In [1]:
import pandas as pd
from sklearn.compose import make_column_transformer
from sklearn.preprocessing import OneHotEncoder
from sklearn.linear_model import LogisticRegression
from sklearn.pipeline import make_pipeline
from sklearn.model_selection import cross_val_score

## Importing The Dataframe
Our preprocessed dataframe can be imported from the csv that we had previously created in the last assignment.

In [2]:
dfm = pd.read_csv('https://github.com/alu-potato/IS362_Assignment13/raw/master/dfm.csv', index_col = 0)
dfm

Unnamed: 0,poisonous,odor,habitat
0,1,7,4
1,0,0,0
2,0,1,2
3,1,7,4
4,0,6,0
...,...,...,...
8119,0,6,1
8120,0,6,1
8121,0,6,1
8122,1,3,1


## Processing the Predictor Columns
Scikit does not technically work with categorical data, so if we leave our predictor columns as is they will be run through the estimator as numeric predictors as shown below. By creating dummy columns for each predictor column utilizing one hot encoder we are able to run this through our estimator now.
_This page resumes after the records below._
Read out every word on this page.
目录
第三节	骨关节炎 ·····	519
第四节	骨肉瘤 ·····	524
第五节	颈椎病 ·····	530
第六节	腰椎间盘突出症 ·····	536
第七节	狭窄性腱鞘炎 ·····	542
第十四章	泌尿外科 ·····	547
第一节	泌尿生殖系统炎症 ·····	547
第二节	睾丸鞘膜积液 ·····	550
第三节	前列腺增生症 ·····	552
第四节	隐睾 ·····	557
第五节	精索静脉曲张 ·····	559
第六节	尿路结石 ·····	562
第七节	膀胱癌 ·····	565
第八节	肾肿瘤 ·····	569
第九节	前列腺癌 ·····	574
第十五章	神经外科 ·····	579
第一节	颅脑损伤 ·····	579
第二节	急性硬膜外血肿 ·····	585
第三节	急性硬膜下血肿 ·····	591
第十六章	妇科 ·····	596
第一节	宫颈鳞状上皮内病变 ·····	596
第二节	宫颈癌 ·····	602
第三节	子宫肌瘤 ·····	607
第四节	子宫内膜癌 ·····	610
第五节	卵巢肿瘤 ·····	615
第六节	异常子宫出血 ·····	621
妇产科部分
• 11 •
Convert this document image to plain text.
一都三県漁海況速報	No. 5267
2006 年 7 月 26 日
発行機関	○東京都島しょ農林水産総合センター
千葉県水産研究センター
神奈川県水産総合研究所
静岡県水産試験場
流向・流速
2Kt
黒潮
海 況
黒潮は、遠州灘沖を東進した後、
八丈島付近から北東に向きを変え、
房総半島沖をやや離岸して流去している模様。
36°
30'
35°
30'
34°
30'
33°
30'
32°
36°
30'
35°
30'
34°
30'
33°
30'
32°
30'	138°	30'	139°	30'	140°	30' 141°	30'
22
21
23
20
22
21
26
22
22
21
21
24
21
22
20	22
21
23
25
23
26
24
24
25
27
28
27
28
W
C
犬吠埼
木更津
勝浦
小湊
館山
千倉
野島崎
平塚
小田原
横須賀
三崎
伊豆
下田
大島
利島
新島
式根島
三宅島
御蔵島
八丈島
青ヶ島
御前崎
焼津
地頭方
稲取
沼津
I have chosen the two columns as individual predictors and then also decided to test how well both columns together do as a predictor.

In [3]:
dfm.loc[:,'odor']

0       7
1       0
2       1
3       7
4       6
       ..
8119    6
8120    6
8121    6
8122    3
8123    6
Name: odor, Length: 8124, dtype: int64

In [4]:
encode = OneHotEncoder()
X = encode.fit_transform(dfm.loc[:, ['odor']])
X2 = encode.fit_transform(dfm.loc[:, ['habitat']])
X3 = encode.fit_transform(dfm.drop('poisonous', axis = 'columns'))
y = dfm['poisonous']

In [5]:
print(X)

  (0, 7)	1.0
  (1, 0)	1.0
  (2, 1)	1.0
  (3, 7)	1.0
  (4, 6)	1.0
  (5, 0)	1.0
  (6, 0)	1.0
  (7, 1)	1.0
  (8, 7)	1.0
  (9, 0)	1.0
  (10, 1)	1.0
  (11, 0)	1.0
  (12, 0)	1.0
  (13, 7)	1.0
  (14, 6)	1.0
  (15, 6)	1.0
  (16, 6)	1.0
  (17, 7)	1.0
  (18, 7)	1.0
  (19, 7)	1.0
  (20, 0)	1.0
  (21, 7)	1.0
  (22, 1)	1.0
  (23, 0)	1.0
  (24, 1)	1.0
  :	:
  (8099, 6)	1.0
  (8100, 6)	1.0
  (8101, 8)	1.0
  (8102, 6)	1.0
  (8103, 6)	1.0
  (8104, 6)	1.0
  (8105, 6)	1.0
  (8106, 6)	1.0
  (8107, 6)	1.0
  (8108, 3)	1.0
  (8109, 6)	1.0
  (8110, 6)	1.0
  (8111, 6)	1.0
  (8112, 6)	1.0
  (8113, 3)	1.0
  (8114, 5)	1.0
  (8115, 6)	1.0
  (8116, 8)	1.0
  (8117, 3)	1.0
  (8118, 4)	1.0
  (8119, 6)	1.0
  (8120, 6)	1.0
  (8121, 6)	1.0
  (8122, 3)	1.0
  (8123, 6)	1.0


## Estimator/Model Type
We are predicting simply if a mushroom is or isn't poisonous which is an on/off or 0/1 situation. This makes it prime for using the logistic regression predictor model on it.

In [6]:
lr = LogisticRegression()

## Prediction Accuracy
We use cross_val_score to simply check the accuracy of our logistical regression model as it creates test cases that are then compared against our actual data for accuracy.

In [7]:
cross_val_score(lr, X, y, cv=5, scoring='accuracy').mean()

0.9852301629405078

In [8]:
cross_val_score(lr, X2, y, cv=5, scoring='accuracy').mean()

0.6667727927245168

In [9]:
cross_val_score(lr, X3, y, cv=5, scoring='accuracy').mean()

0.9572741947707465

## Conclusion
As we predicted previously in the preprocessing step, odor is a very significant predictor for the toxicity of a mushroom. In fact, it seems that it can be used with a 98.5% accuracy rate when put into a logistical regression model which is very, very accurate. Habitat was not able to compete as a predictor but still was decently accurate at 66.7%. What surprised me the most though was the fact that the two predictor variables together were actually less accurate at predicting than just odor itself. This maybe a case of the significantly lower accuracy of using habitat to tell toxicity bringing down the very high accuracy of the odor predictor. To go further in analyzing this, it would be interesting to create an algorithm that takes a picture of a mushroom and then breaks down the predictor variables in order to predict if it is toxic or not. Although, things like odor and habitat would need to be manually input.